Jamaican-born American Dr Susan M Collins
by Desmond Allen
Jamaican-born American Dr Susan M Collins, who, in July this year will become the first black woman to head a federal reserve bank in the US, was inspired to become an economist by observing social and financial hardships in the land of her birth.
Collins’ appointment as president and chief executive officer of the Federal Reserve Bank of Boston, Massachusetts – one of 12 branches in the US — was announced earlier this month, drawing high praise for her qualification and leadership abilities.
“This is a brilliant appointment,” Lisa Lynch, a Brandeis University professor and former chair of the Boston Fed, was quoted as saying by ABC News. “She is a tested leader with the expertise and demeanour to be a strong voice at the Federal Reserve in Washington and the New England business community.”

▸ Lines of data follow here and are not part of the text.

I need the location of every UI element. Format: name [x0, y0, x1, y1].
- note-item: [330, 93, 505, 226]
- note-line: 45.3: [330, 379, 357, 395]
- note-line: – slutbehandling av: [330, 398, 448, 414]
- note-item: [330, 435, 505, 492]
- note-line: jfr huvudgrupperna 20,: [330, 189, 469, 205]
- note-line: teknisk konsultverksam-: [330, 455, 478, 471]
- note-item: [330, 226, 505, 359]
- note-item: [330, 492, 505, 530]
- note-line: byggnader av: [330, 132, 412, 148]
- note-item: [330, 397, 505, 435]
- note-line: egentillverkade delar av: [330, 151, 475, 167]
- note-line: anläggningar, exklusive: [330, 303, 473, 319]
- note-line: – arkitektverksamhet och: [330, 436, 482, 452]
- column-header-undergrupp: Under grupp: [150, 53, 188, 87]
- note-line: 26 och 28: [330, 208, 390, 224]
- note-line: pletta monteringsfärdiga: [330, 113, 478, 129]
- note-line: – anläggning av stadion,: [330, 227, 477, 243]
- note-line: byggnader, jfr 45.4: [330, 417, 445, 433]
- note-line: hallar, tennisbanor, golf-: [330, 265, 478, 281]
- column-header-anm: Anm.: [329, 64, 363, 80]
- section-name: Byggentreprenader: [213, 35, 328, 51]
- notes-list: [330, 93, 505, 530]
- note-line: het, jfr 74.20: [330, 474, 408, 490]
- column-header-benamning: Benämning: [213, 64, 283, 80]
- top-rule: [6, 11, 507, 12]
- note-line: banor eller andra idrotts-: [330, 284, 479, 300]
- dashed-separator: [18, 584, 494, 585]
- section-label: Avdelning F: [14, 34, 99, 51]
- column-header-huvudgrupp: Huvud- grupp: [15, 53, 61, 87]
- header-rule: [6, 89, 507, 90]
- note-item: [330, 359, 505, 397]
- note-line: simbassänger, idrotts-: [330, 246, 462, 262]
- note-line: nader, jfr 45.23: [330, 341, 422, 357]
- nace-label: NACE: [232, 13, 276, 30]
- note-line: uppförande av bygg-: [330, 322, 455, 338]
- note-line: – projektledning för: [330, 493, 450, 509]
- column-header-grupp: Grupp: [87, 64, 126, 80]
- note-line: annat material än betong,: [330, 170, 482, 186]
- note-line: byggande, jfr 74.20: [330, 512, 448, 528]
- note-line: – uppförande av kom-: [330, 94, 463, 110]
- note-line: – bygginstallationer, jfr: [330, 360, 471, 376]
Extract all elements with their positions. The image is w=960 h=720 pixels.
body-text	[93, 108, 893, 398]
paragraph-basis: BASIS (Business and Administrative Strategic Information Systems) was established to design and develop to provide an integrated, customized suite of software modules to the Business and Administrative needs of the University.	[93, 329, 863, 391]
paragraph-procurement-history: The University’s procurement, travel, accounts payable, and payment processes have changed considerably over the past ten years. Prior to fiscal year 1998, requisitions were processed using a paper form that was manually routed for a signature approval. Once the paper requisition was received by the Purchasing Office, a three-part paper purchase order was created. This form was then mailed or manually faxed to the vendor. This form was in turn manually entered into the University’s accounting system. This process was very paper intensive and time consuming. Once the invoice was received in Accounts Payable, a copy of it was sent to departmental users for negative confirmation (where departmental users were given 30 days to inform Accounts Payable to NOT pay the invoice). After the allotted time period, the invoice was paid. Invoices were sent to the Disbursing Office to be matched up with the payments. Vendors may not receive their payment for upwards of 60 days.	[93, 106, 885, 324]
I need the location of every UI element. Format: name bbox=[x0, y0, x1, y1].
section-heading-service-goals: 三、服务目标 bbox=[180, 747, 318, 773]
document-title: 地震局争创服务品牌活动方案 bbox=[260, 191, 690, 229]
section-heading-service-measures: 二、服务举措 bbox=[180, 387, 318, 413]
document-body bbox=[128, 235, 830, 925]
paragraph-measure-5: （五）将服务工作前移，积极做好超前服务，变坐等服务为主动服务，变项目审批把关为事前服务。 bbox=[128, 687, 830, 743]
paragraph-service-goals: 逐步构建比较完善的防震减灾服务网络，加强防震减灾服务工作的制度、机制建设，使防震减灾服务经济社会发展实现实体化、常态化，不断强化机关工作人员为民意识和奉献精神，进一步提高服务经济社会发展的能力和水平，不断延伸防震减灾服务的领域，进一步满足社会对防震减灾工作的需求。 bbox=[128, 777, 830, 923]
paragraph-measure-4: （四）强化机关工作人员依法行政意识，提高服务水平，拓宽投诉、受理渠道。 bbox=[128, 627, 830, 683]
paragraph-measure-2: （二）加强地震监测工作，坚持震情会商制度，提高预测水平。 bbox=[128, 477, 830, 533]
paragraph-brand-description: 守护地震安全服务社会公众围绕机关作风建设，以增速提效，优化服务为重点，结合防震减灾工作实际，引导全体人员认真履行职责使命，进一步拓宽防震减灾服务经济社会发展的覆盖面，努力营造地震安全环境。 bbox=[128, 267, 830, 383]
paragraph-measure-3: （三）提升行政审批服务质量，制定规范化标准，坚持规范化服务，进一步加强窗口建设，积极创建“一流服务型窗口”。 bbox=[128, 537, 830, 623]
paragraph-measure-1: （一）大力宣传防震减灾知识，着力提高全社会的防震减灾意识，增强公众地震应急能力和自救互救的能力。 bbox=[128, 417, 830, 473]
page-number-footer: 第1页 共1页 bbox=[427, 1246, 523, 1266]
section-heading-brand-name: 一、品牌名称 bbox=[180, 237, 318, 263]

Dr Christina Paxson, president of Brown University and chair of the Boston Fed board who led the search committee, said: “After an intensive search, we are thrilled to appoint this exceptionally well-qualified person to be the bank’s president and a key leader in the Federal Reserve System.”
Collins, 63, graduated summa cum laude from Harvard University in 1980 and earned her PhD in economics at the Massachusetts Institute of Technology (MIT) in 1984. She then returned to Harvard to teach.
She will also be a voting member of the central bank’s powerful Federal Open Market Committee, whose mandate is to promote full employment and stable consumer prices.
Collins grew up in Manhattan, New York, after her social anthropologist father who worked at the United Nations and university librarian mother (now deceased) migrated from Kingston. She is married with two children.